郁雾睁开眼,依依不舍的送薄岘亭走了,眼角还红红的,一时有点分不清有分离焦虑的人到底是谁了。
虞美人眼皮一抬,招手抱猫猫,“乖乖。”
然后,把苏知礼也赶走了。
呼,终于清净了。
猫猫还有些困困的,坐在他旁边的沙发上,顺着栽倒,倚在虞南秋的肩膀边,“哥哥。”
虞美人rua脸颊,“睡吧,有哥哥在呢。”
卞怡和拿过毯子,仔仔细细的盖上,忍不住的说:“好可爱。”
虞美人表示,“是吧,我弟弟最可爱。”
他骨节分明的手指抬起来,跟着点了点猫猫的鼻尖,“也最聪明。”
大概是知道自己醋了,专门过来哄他的。
卞怡和弯弯眼睛,顺着他,“南秋说的都对。”
楼下,薄岘亭和苏知礼一前一后出来碰到。
两人各自扫了一眼,脸上各有各的冷淡神情。
薄岘亭站在车门边,先开了口,“苏先生,苏慕思的判决很快就会下来了,你想好怎么做了吗?”
苏知礼正准备回苏家,“我会处理好。”
他拉开车门,客气疏离,“也请薄先生,好好照顾我家笨笨。”
薄岘亭转身,狭长的凤眸看过来,“我今天要去见一个人,一起吗?”
“见谁?”
“苏光熙。”
一前一后两辆车相继从医院后门开出来,朝京郊看守所开去,也是事发之后,薄岘亭第一次见苏光熙。
一个小时后,看守所。
这里黑漆漆的,连光照进来也是黯淡的,给人一种阴沉感。
苏知礼眉眼清凌凌的,先走进来坐下,玻璃窗里的苏光熙激动的握着电话,“哥…你过来看我了。”
苏知礼拿起电话,递给了后面走进来的薄岘亭。
“我有问题问你,照实回答。”
只是看到薄岘亭,哪怕隔着玻璃,苏光熙都发了抖,那种被S级Alpha所碾压的感觉,没有人愿意回想。
“好好好。”
薄岘亭站着,有些居高临下的意味,头顶摇晃的白炽灯照不进彻底被漆黑笼罩的眼底,“第一件事,三天后是苏慕思的第一次开庭,需要你作为证人出席。”
“第二件事,三年前,你对郁雾做了什么?”
苏知礼也看了过来,平静且渗人。
同时被两个Alpha盯着,苏光熙汗毛直立,他又抖了抖,这些天在看守所里一点都不好过,比起前二十多年的日子,可以说是吃尽了苦头。
不用薄岘亭出现,苏知礼已经把他整得老老实实了。
“我…”他低下头,一股脑的说完了,“我当时很烦郁雾,他说自己总被苏慕思欺负,我就在苏慕思的酒里加点东西,其实我两杯都加了。”
无论郁雾是不是把酒递了出去,自己都会出事。
薄岘亭瞧着苏光熙,对于他的阴险手段,丝毫不意外,转头问苏知礼,“我问完了,你要继续吗?”
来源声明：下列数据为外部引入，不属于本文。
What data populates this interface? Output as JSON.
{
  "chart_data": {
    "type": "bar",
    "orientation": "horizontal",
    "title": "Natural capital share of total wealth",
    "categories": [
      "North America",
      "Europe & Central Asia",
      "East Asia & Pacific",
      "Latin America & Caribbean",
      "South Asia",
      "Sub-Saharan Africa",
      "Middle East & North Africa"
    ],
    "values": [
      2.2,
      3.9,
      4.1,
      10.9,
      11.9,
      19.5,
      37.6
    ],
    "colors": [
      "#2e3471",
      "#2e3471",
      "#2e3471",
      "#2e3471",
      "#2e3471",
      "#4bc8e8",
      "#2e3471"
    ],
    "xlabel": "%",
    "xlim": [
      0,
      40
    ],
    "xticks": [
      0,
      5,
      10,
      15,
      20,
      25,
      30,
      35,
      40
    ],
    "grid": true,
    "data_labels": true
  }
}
苏知礼接过电话,每当他语气平静的时候,都是最渗人的时候。
“苏光熙,三天后开庭,怎么说随你。”
现在的苏光熙没有任何价值。
一个月的时间,足够两方找到证据,几十年的牢狱生活,是板上钉钉了。
苏知礼干脆利落的站起来,和薄岘亭并肩走出来。
“你是什么时候知道的?”
“不,是猜到的。”
薄岘亭说:“阿雾会讨厌一个人,但不会这样。”
既然世界秩序能够控制他见不到郁雾,也能控制郁雾做出一些不受控的事情。
薄岘亭裹了裹衣领,外面的气温的确冷,今天是大年初一,街上没有多少人,瞧着就冷清,“苏先生,要不要去见见小朋友?”
算是薄岘亭头一次对苏知礼主动邀请,他们两个人因为郁雾才有了关联,但彼此各觉得碍眼。
如果没有郁雾在,估计是见面也不会看对方一眼。
苏知礼惜字如金:“去。”
薄岘亭一被郁雾哄好,心情也变得极好。
要是在往日,早就走了,哪有心情开口问这个话。
两辆车开往城南。
薄岘亭路上给薄母打了视频电话,书书换了一身可爱的家居服,被打扮的像个小羊宝宝,帽子上带上羊角,软软的抓着手机,“爹地,爸比呢?”
“爸比在忙,明天回来。”
书书是个听话的宝宝,乖乖的听完,继续问,“爹地什么时候回来呀?”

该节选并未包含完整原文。